Kunst im Dialog
„Kunst wird erst dann interessant, wenn wir vor irgendetwas
stehen, das wir nicht gleich restlos erklären können.“
Christoph Schlingensief (1960 - 2010), deutscher Film- und
Theaterregisseur, Autor und Aktionskünstler
Das Zitat beschreibt ganz wunderbar meine Empfindungen, wenn ich
vor einem Werk stehe und es gefällt mir oder es gefällt mir
einfach nicht. Meist kann ich nicht wirklich in Worte fassen,
warum ich die Entscheidung treffe. Doch tief im Inneren weiß ich
genau, sie ist für mich richtig.
Offenbar geht das nicht nur mir so. Häufig stelle ich die
gleiche Reaktion fest, wenn ich meine Werke präsentiere. Meist
kommen die Betrachterinnen und Betrachter spontan, aber
zielgerichtet auf ein Bild zu und erklären, dass es ihnen
besonders gut gefällt. Auch weiteres Suchen führt zu keinem
anderen Ergebnis. Irgendetwas zieht den Betrachter/die
Betrachterin magisch an, gefällt, gibt Rätsel auf, löst
Empfindungen aus und regt einen Dialog an. Das ist für mich
immer ein ganz tiefer Moment, denn er belohnt meine Arbeit in
perfekter Weise. Häufig frage ich, was die Anziehung des Werkes
ausmacht. Dann bekomme ich so viele Antworten, wie es
Betrachter/innen gibt.

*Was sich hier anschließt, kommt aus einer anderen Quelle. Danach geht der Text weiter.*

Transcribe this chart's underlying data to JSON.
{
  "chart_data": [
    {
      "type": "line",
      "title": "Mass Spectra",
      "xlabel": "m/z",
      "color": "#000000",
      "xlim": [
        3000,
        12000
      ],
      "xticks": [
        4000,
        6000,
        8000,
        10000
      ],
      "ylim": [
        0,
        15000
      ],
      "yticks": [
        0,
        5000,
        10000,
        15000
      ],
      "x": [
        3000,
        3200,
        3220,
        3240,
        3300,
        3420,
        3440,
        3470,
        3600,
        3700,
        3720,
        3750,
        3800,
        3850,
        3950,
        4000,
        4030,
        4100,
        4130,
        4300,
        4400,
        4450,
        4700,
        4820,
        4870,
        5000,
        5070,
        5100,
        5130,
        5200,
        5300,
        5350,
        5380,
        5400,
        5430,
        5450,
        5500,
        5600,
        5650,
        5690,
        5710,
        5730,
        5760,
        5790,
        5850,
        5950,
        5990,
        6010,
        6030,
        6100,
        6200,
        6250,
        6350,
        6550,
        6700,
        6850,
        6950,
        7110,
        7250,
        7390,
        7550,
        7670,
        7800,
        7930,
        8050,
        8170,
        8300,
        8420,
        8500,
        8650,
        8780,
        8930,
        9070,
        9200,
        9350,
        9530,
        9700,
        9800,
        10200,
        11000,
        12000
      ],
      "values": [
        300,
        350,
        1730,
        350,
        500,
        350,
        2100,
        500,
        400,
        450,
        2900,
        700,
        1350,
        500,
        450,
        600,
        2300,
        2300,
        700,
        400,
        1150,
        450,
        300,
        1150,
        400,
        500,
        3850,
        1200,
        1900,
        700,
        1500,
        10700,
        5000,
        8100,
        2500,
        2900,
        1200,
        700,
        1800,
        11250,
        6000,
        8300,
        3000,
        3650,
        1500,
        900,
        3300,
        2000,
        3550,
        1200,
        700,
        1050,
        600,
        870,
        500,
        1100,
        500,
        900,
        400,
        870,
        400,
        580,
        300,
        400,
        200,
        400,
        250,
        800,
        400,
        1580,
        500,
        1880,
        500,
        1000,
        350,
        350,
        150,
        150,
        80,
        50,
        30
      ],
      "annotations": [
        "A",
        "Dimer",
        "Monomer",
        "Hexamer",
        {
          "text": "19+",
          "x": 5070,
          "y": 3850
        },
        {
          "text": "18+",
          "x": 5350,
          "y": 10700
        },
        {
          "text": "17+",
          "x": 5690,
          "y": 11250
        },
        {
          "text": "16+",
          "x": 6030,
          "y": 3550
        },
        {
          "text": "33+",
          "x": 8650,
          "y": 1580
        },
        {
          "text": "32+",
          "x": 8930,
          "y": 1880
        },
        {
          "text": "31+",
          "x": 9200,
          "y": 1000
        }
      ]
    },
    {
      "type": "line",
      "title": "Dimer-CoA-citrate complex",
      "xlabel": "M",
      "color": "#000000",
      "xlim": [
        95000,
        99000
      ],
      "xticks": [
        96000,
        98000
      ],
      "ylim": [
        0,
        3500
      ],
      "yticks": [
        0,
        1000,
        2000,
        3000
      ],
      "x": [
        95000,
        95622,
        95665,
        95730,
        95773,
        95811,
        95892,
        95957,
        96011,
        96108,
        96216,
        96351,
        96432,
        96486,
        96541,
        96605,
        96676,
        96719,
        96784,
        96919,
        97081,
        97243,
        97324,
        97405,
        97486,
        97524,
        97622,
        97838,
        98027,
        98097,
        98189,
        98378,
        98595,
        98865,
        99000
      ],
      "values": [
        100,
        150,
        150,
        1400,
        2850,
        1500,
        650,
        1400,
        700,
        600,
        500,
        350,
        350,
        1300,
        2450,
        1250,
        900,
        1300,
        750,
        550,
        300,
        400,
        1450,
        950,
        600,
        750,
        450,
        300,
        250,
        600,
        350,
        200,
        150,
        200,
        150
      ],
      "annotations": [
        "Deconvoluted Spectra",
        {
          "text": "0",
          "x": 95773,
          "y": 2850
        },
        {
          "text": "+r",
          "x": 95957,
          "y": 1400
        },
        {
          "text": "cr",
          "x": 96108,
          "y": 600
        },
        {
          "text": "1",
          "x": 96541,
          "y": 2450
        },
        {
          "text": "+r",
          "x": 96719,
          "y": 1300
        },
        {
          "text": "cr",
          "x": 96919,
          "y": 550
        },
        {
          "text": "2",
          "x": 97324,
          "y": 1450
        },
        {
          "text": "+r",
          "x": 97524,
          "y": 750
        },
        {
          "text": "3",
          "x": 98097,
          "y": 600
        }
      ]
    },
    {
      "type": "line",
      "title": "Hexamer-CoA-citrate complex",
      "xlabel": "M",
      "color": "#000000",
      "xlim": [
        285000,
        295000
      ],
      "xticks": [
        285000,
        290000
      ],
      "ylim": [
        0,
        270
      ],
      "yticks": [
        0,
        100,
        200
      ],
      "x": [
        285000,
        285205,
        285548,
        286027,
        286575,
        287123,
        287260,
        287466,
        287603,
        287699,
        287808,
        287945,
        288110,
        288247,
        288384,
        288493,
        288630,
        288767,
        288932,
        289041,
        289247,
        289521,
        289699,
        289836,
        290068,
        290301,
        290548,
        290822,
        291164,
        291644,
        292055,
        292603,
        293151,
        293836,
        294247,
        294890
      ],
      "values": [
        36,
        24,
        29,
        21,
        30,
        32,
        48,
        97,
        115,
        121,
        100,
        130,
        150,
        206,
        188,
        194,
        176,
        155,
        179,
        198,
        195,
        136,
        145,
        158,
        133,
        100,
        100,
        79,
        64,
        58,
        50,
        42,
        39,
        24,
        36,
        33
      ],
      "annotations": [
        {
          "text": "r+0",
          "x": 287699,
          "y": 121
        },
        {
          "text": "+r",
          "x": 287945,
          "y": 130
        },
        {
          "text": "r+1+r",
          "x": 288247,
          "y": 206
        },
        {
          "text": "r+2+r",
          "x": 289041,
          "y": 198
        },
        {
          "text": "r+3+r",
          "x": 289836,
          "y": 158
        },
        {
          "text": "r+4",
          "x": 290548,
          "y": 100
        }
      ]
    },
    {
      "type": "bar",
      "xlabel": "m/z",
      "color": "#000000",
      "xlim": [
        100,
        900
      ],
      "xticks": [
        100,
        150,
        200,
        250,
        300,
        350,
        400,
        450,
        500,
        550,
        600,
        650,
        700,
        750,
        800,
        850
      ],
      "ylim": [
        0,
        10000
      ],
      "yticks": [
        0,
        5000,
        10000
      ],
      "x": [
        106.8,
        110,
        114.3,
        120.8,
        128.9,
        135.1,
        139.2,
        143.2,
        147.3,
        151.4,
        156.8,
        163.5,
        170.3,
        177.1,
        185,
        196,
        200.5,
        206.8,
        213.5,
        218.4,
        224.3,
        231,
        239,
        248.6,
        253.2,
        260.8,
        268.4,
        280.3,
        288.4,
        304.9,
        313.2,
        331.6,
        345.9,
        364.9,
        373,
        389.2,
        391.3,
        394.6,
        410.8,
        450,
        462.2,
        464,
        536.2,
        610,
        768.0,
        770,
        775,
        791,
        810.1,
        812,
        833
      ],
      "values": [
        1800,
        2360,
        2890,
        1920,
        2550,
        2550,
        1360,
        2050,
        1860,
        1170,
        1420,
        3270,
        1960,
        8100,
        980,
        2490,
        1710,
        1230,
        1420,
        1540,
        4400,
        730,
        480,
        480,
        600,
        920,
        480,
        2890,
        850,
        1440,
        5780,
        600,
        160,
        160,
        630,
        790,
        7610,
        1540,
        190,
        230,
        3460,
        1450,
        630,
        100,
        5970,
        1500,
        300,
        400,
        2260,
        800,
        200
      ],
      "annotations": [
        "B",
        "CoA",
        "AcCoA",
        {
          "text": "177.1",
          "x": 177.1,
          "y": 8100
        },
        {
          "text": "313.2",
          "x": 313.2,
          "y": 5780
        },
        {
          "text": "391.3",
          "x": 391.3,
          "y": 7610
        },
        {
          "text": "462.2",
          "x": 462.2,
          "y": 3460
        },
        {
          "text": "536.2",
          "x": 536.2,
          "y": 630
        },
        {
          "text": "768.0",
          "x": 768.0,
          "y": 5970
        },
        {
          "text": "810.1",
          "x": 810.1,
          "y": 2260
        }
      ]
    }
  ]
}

Die Vielfalt ist herrlich und zudem
inspirierend, denn sie eröffnet auch mir ganz neue
Betrachtungsmöglichkeiten.
Genau an dieser Stelle wird mir immer bewusst, dass wir beim
Betrachten von Bildern in einen Dialog treten, der von den
Akteuren Kunstwerk – Betrachter/in – Künstler/in gebildet wird.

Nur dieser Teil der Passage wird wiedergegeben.